What is the 'Earnings Multiplier'

The earnings multiplier frames a company's current stock price in terms of the company's earnings per share (EPS) of stock. It presents the stock's market value as a function of the company's earnings and is computed as (price per share/earnings per share). It is also known as the price-to-earnings (P/E) ratio. It can be used as a simplified valuation tool for comparing relative costliness of the stocks of similar companies, and for judging current stock prices against their historical prices on an earnings relative basis.

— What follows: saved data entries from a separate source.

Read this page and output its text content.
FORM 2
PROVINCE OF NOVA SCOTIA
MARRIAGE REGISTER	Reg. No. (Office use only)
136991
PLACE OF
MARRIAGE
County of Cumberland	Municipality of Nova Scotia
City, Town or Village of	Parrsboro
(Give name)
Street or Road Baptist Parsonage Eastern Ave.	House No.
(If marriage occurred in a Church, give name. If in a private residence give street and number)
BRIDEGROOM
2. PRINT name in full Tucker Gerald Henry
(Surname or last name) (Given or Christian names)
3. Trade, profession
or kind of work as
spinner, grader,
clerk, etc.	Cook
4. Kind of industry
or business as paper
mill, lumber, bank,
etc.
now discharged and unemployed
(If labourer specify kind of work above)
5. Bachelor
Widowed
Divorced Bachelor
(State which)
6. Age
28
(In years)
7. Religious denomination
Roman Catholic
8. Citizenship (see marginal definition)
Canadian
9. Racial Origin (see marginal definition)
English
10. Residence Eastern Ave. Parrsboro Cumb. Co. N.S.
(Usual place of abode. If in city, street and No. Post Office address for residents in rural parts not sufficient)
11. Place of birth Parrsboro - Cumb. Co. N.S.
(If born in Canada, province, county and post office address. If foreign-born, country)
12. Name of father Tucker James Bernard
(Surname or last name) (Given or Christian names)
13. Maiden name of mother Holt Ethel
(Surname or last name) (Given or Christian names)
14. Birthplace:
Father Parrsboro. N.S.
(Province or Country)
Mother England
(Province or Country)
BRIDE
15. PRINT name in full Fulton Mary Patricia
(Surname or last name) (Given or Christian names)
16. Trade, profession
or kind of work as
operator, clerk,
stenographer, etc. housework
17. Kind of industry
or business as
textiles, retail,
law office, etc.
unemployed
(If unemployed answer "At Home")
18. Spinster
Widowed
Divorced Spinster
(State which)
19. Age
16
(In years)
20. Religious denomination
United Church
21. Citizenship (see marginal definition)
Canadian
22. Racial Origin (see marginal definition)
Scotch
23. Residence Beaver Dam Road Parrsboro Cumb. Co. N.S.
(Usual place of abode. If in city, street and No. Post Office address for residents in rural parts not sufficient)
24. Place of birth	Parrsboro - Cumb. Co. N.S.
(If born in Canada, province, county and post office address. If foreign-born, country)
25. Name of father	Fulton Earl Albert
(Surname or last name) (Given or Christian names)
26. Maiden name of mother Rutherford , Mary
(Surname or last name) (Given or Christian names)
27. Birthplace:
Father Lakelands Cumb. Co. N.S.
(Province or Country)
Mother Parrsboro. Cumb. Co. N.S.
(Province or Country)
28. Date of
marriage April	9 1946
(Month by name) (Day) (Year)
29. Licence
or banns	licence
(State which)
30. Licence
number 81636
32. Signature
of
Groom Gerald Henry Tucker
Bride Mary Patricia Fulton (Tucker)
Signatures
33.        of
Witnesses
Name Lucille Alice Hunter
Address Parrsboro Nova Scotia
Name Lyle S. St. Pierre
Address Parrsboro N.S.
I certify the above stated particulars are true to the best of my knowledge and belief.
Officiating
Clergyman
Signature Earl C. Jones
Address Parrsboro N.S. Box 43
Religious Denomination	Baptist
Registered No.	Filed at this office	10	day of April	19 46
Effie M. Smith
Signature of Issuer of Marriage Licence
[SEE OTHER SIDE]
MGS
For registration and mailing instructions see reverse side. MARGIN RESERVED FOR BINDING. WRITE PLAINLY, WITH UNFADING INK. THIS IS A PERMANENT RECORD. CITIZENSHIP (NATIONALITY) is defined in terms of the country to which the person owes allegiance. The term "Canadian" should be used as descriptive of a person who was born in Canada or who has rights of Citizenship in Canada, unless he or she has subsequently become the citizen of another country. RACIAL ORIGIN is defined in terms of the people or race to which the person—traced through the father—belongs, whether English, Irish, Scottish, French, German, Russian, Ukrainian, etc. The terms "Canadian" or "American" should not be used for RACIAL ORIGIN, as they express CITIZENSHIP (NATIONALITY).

BREAKING DOWN 'Earnings Multiplier'

The earnings multiplier can be a useful tool for determining how expensive the current price of a stock is relative to the company's earnings per share of stock. This is an important relationship because the price of a stock is supposed to be a function of the anticipated future value of the issuing company and future cash flows resulting from ownership of that stock. If the price of a stock is historically expensive relative to the company's earnings, it could potentially indicate that it is not a good time to buy the stock because the stock is expensive. In addition, comparing earnings multipliers across similar companies can help rate how expensive the companies' stock prices are relative to each other.

Example of the Earnings Multiplier

For example, if company ABC has a current stock price of $50 per share and earnings per share (EPS) of $5, the earnings multiplier would be (50 dollars /5 dollars per year) = 10 years. This means it would take 10 years to make back the stock price of $50 given the current EPS. The multiplier can also be verbally expressed by saying "company ABC is trading at 10 times earnings," because the current price of $50 is 10x the $5 EPS. If, 10 years ago, company ABC had a market price of $50 and EPS of $7, the multiplier would have been 7.14 years.

The current price would be more expensive relative to current earnings than the price 10 years ago because the price 10 years ago was only trading at 7.14 times earnings instead of 10 times earnings like it is currently. Comparing company ABC's earnings multiplier to other similar companies can also provide a simplified gauge for judging how expensive a stock is relative to its earnings. If company XYZ also has an EPS of $5 but its current stock price is $65, it has an earnings multiplier of 13 years and can be said to be relatively more expensive than the stock of company ABC which has a multiplier of only 10 years.